18470332. METHOD, NON-TRANSITORY COMPUTER READABLE STORAGE MEDIUM, TRAINING DATA SET, AND DEVICE FOR CONNECTING POINT CLOUD DATA WITH RELATED DATA simplified abstract (DENSO CORPORATION)
Contents
- 1 METHOD, NON-TRANSITORY COMPUTER READABLE STORAGE MEDIUM, TRAINING DATA SET, AND DEVICE FOR CONNECTING POINT CLOUD DATA WITH RELATED DATA
- 1.1 Organization Name
- 1.2 Inventor(s)
- 1.3 METHOD, NON-TRANSITORY COMPUTER READABLE STORAGE MEDIUM, TRAINING DATA SET, AND DEVICE FOR CONNECTING POINT CLOUD DATA WITH RELATED DATA - A simplified explanation of the abstract
- 1.4 Simplified Explanation
- 1.5 Potential Applications
- 1.6 Problems Solved
- 1.7 Benefits
- 1.8 Potential Commercial Applications
- 1.9 Possible Prior Art
- 1.10 Unanswered Questions
- 1.11 Original Abstract Submitted
METHOD, NON-TRANSITORY COMPUTER READABLE STORAGE MEDIUM, TRAINING DATA SET, AND DEVICE FOR CONNECTING POINT CLOUD DATA WITH RELATED DATA
Organization Name
Inventor(s)
Atsushi Kitayama of Nisshin-shi (JP)
Hyacinth Mario Arvind Anand of Lindau (DE)

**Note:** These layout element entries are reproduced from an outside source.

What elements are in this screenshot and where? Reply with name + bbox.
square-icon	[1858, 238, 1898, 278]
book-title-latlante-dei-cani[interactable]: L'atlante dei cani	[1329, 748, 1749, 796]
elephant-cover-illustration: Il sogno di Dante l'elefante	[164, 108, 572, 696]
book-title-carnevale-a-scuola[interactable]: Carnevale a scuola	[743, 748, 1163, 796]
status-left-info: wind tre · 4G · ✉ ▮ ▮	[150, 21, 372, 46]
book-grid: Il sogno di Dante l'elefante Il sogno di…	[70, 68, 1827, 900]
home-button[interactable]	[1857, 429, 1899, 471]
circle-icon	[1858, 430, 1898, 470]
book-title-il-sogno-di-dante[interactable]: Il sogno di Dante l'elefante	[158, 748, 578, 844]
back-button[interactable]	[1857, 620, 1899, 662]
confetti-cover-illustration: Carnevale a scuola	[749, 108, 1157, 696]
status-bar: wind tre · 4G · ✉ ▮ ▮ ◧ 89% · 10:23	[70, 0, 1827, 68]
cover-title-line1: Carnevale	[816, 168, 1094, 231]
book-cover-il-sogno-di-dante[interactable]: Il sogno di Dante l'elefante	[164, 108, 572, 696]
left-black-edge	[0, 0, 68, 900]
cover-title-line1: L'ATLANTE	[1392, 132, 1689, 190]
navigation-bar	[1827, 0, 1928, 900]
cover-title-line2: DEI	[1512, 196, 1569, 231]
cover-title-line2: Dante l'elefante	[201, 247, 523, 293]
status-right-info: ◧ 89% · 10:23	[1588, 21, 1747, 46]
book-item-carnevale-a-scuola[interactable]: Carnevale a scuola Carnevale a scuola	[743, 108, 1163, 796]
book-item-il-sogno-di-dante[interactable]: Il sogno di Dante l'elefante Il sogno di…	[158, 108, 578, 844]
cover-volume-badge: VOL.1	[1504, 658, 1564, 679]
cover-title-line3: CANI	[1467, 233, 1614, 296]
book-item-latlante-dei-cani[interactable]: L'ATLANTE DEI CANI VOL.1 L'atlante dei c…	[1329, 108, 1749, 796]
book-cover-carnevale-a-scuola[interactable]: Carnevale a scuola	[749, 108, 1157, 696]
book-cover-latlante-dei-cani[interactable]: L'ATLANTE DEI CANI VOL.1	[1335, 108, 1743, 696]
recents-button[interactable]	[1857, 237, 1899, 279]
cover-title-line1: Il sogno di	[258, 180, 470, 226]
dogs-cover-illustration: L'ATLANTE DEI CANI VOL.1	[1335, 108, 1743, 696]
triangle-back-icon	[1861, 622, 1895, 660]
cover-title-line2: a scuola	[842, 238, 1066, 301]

Ana-Cristina Staudenmaier of Lindau (DE)
METHOD, NON-TRANSITORY COMPUTER READABLE STORAGE MEDIUM, TRAINING DATA SET, AND DEVICE FOR CONNECTING POINT CLOUD DATA WITH RELATED DATA - A simplified explanation of the abstract
This abstract first appeared for US patent application 18470332 titled 'METHOD, NON-TRANSITORY COMPUTER READABLE STORAGE MEDIUM, TRAINING DATA SET, AND DEVICE FOR CONNECTING POINT CLOUD DATA WITH RELATED DATA
Simplified Explanation
A point cloud data is connected with related data, allowing for the prediction of moving routes based on position labels.
- Point cloud data includes three-dimensional position information and acquisition time.
- Multiple sets of point cloud data are prepared.
- Groups are generated by classifying the point cloud data.
- Groups are assigned position labels and moving body labels.
- Moving routes of groups with moving body on-flag are predicted based on position labels.
- Groups are replaced with positions at acquisition time of related data according to the moving route.
- Acquisition time of related data is connected to the group.
Potential Applications
This technology can be applied in various fields such as:
- Autonomous driving systems
- Robotics
- Augmented reality
Problems Solved
This technology helps in:
- Predicting moving routes accurately
- Improving data connectivity and analysis
- Enhancing decision-making processes
Benefits
The benefits of this technology include:
- Increased efficiency in route planning
- Enhanced data visualization
- Improved accuracy in predicting movements
Potential Commercial Applications
This technology can be commercially applied in:
- Transportation and logistics companies
- Urban planning and development firms
- Surveillance and security industries
Possible Prior Art
One possible prior art for this technology could be:
- Research on predictive analytics in transportation systems
Unanswered Questions
How does this technology handle real-time data processing?
The article does not provide details on the real-time processing capabilities of this technology.
What are the potential limitations of this technology in complex environments?
The article does not address the potential limitations of this technology in complex and dynamic environments.
Original Abstract Submitted
A point cloud data is connected with a related data. Multiple sets of point cloud data are prepared. Each point cloud data includes information of a point cloud connected to three-dimensional position information, and each point cloud data is connected to acquisition time. At least one group is generated by classifying the point cloud, and the group is assigned to a position label and a moving body label. A moving route of the group with a moving body on-flag is predicted based on the position label of the group. The group is replaced with a position at acquisition time of the related data according to the moving route, and the acquisition time of the related data is connected to the group.